Mechanistic insights into oxidation of 2-methyl-1-naphthol with dioxygen: autoxidation or a spin-forbidden reaction?

Oxidation of 2-methyl-1-naphthol (MNL) with molecular oxygen proceeds efficiently under mild reaction conditions (3 atm O(2), 60-80 °C) in the absence of any catalyst or sensitizer and produces 2-methyl-1,4-naphthoquinone (MNQ, menadione, or vitamin K(3)) with selectivity up to 80% in nonpolar solvents. (1)H NMR and (1)H,(1)H-COSY studies revealed the formation of 2-methyl-4-hydroperoxynaphthalene-1(4H)-one (HP) during the reaction course. Several mechanistic hypotheses, including conventional radical autoxidation, electron transfer mechanisms, photooxygenation, and thermal intersystem crossing (ISC), have been evaluated using spectroscopic, mass-spectrometric, spin-trapping, (18)O(2) labeling, kinetic, and computational techniques.
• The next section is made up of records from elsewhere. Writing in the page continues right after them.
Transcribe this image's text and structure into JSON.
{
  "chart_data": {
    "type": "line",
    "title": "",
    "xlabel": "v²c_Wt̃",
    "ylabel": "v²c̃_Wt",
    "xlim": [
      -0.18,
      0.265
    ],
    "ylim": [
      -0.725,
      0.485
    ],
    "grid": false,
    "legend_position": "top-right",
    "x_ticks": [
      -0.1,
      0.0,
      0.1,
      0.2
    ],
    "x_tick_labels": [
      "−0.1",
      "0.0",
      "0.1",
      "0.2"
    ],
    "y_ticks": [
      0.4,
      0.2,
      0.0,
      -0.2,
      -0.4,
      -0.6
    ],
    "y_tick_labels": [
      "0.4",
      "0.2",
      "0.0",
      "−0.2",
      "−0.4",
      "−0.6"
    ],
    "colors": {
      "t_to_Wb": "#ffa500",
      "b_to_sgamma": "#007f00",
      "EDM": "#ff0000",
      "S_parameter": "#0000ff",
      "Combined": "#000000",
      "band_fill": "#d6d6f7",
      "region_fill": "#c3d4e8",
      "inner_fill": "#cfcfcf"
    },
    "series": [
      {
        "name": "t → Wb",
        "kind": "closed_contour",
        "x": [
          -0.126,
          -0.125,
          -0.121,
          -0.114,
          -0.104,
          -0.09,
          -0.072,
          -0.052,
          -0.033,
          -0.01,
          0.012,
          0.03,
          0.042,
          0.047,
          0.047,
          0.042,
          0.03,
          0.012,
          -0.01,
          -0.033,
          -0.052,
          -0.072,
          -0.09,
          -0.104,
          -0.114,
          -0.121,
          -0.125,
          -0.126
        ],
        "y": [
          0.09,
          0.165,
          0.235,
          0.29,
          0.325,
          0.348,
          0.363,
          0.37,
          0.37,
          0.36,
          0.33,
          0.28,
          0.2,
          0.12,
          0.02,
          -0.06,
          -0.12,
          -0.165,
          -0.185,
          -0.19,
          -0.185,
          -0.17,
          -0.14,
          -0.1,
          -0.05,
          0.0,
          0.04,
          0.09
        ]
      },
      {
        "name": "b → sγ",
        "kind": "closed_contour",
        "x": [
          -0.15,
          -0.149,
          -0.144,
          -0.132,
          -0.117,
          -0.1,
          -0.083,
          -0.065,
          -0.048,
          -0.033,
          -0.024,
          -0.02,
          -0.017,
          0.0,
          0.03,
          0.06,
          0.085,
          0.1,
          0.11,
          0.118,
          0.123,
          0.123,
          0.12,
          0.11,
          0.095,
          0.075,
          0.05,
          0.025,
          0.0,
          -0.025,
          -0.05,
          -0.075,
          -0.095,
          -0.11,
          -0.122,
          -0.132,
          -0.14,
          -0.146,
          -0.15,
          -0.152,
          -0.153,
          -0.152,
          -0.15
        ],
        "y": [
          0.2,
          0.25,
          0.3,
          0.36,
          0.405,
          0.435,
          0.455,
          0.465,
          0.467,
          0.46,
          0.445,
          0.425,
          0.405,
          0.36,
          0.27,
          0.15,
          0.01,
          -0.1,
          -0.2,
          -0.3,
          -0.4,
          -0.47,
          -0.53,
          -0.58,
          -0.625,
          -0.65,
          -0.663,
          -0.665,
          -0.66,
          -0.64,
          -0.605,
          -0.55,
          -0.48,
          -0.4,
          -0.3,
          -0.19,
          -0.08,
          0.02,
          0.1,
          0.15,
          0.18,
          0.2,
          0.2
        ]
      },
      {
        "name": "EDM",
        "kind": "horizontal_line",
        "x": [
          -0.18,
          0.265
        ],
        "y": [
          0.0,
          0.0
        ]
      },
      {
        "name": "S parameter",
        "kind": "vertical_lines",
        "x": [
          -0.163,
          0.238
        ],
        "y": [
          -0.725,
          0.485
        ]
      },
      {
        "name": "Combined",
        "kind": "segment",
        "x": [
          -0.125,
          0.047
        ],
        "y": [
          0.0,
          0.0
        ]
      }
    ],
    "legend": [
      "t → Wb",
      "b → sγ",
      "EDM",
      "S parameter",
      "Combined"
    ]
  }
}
Several facts collectively implicate that ISC contributes significantly into MNL oxidation with O(2) at elevated pressure: (i) the reaction rate is unaffected by light; (ii) C-C-coupling dimers are practically absent; (iii) the reaction is first order in both MNL and O(2); (iv) the observed activation parameters (ΔH(‡) = 8.1 kcal mol(-1) and ΔS(‡) = -50 eu) are similar to those found for the spin-forbidden oxidation of helianthrene with (3)O(2) (Seip, M.; Brauer, H.-D. J. Am. Chem. Soc.1992, 114, 4486); and (v) the external heavy atom effect (2-fold increase of the reaction rate in iodobenzene) points to spin inversion in the rate-limiting step.